掏出手機,是江離。我怔怔看著他的名字一會,才恍惚地接起:“喂。”
“西曼,告訴你一個好消息,阿姨的狀況有了極大的好轉,不僅能夠認人,還給我打電話了!對了,她想見你,你在哪兒,我去找你。”電話那端的聲音很是興奮。
“哪個阿姨啊。”我的狀態依舊恍恍惚惚的,聲音極輕,此時此刻,我實在沒有力氣附和他的興奮。
“珍妮的媽媽呀!”那端頓了頓,提高聲音說:“西曼,你怎麽啦?聲音怪怪的。”
“哦。”
“西曼,發生什麽事了?你在哪兒?”他聲音忽然變得特別急迫,“乖,告訴我你的具體位置!”
“我在,”我抬眼打量,說:“我在樓梯間。”
“笨蛋,你要急死我呀!具體點!”他大喊。
“哦,中心醫院……我媽媽的醫院。”我訥訥地說。
“等我,我就來。
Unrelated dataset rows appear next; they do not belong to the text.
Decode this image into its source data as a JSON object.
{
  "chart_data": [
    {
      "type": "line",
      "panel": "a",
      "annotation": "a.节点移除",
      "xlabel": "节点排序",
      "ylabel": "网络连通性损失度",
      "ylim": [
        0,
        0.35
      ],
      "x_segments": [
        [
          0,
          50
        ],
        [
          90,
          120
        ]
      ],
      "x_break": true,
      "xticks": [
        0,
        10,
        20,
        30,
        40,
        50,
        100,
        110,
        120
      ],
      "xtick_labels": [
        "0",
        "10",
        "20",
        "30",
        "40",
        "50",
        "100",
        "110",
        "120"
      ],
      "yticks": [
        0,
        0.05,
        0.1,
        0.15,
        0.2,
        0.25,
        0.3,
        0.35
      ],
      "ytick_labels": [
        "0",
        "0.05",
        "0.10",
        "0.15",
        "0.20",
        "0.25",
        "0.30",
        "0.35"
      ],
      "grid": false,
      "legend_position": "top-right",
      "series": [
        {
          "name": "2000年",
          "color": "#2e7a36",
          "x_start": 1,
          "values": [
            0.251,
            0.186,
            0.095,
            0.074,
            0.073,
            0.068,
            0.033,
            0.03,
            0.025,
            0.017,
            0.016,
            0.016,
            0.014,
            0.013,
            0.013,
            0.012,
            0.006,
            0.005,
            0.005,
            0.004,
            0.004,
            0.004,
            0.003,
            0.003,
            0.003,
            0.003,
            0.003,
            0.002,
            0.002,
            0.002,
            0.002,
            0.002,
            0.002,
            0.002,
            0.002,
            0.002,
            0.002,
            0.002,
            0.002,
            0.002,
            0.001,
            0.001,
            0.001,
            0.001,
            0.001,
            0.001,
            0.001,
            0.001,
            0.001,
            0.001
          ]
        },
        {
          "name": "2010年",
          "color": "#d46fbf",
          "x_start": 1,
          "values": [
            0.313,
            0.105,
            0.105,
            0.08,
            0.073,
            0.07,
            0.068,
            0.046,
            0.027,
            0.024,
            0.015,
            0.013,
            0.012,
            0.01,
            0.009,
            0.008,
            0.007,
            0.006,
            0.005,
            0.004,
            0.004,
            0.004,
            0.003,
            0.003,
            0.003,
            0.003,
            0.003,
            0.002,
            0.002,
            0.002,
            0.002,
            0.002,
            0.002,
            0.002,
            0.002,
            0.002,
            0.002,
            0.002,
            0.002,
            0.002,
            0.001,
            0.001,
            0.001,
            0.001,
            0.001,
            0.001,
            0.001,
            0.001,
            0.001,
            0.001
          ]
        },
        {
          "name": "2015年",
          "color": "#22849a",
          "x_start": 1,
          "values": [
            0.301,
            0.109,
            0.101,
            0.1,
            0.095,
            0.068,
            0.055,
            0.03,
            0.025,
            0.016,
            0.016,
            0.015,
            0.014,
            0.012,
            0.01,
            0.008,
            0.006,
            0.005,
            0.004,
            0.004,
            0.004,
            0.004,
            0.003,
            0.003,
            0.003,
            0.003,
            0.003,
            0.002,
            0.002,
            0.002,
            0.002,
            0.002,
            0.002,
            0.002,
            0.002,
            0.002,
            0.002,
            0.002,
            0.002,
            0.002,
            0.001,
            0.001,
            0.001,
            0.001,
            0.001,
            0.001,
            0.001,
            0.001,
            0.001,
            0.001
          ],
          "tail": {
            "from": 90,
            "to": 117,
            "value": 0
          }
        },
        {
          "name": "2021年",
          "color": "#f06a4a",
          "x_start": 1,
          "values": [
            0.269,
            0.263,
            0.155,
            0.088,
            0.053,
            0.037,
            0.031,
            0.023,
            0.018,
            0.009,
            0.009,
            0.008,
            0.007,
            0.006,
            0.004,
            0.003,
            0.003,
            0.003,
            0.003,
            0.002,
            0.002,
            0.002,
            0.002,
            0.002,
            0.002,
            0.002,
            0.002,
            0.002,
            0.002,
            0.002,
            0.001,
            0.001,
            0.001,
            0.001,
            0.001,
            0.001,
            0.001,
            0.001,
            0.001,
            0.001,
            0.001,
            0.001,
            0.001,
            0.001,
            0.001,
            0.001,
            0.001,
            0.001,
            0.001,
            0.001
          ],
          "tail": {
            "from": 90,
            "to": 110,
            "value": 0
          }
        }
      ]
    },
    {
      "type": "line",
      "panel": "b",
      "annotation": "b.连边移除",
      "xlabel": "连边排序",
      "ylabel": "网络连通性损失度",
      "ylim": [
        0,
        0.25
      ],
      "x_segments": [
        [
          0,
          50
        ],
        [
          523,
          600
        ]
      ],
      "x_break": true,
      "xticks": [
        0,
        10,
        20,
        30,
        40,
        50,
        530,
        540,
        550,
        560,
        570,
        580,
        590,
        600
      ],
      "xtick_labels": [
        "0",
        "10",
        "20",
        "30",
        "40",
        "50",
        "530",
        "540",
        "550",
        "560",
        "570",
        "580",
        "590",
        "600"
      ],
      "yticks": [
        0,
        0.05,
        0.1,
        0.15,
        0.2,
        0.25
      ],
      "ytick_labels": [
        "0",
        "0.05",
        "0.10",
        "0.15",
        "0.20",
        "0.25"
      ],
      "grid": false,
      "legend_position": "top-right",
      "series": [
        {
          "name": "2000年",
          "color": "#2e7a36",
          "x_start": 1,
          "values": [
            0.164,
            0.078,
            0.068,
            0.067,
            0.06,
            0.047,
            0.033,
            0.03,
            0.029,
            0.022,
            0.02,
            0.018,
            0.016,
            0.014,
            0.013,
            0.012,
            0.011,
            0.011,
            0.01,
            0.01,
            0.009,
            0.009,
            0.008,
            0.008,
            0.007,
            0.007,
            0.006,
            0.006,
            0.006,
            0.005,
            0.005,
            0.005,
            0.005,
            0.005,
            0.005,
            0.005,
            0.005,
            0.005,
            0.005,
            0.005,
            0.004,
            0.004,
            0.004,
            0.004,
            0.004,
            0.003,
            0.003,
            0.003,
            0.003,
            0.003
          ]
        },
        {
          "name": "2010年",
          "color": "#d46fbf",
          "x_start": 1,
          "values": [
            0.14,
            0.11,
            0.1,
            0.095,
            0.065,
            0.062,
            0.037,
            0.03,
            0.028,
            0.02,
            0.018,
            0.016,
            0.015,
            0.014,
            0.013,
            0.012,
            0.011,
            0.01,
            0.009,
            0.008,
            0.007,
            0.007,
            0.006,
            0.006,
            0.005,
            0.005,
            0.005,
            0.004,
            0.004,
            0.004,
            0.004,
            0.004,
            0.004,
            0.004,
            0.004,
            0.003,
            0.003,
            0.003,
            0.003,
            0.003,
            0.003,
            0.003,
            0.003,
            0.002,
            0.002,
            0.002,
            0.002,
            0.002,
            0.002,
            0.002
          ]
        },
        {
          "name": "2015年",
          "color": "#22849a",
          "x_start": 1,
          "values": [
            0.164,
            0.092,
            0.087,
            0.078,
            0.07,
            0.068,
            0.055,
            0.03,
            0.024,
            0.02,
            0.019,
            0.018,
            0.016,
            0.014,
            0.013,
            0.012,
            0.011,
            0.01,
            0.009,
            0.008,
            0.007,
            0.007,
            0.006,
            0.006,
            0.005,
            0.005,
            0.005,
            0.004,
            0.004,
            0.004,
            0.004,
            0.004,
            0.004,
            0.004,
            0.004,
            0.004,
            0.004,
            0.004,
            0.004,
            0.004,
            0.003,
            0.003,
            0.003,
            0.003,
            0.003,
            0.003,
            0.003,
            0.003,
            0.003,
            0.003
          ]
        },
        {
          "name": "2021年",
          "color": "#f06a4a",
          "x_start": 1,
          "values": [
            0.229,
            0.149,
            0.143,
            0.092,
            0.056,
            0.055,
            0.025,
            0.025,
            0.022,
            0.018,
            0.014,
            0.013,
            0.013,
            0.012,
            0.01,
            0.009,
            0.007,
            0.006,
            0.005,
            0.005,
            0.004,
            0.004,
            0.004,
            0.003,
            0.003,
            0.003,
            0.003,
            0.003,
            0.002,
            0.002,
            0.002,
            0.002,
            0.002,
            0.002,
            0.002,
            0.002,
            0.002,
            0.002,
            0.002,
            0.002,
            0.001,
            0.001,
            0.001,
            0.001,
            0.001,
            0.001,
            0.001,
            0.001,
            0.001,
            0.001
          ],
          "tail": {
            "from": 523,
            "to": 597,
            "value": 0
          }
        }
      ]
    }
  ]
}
”
電話哢嚓一聲被切斷,我呆呆地握著手機,聽著裏麵嘟嘟嘟的忙音,恍惚得宛如從遙遠地方傳來的恐怖之音,令我渾身戰栗。
“媽媽……”我抱緊身體,喃喃。
我要很努力很努力,才能逼迫自己不去想,這個病將帶來的最糟糕的結果。一想到媽媽有可能再也無法陪在我身邊,心裏便悲傷得難以自已。
如果真有神的存在,我祈求,請你不要帶走媽媽,我願意以十年的生命來交換她的健康,我願意代她承受那災難性的痛苦。
我願意。
[難過的時候哭泣,悲傷的時候哭泣,受了委屈的時候哭泣,開心的時候喜極而泣,眼淚在生活中如同笑容一樣,占據著重要的分量,可眼淚永遠都無法幫我們承受現實的重量與悲傷。]
01
江離找到我時,我依舊坐在樓梯間的角落裏抱著膝蓋恍恍惚惚地發呆,他蹲在我麵前一邊大口喘氣,一邊抓住我肩膀令我抬頭看他,著急地問,怎麽了?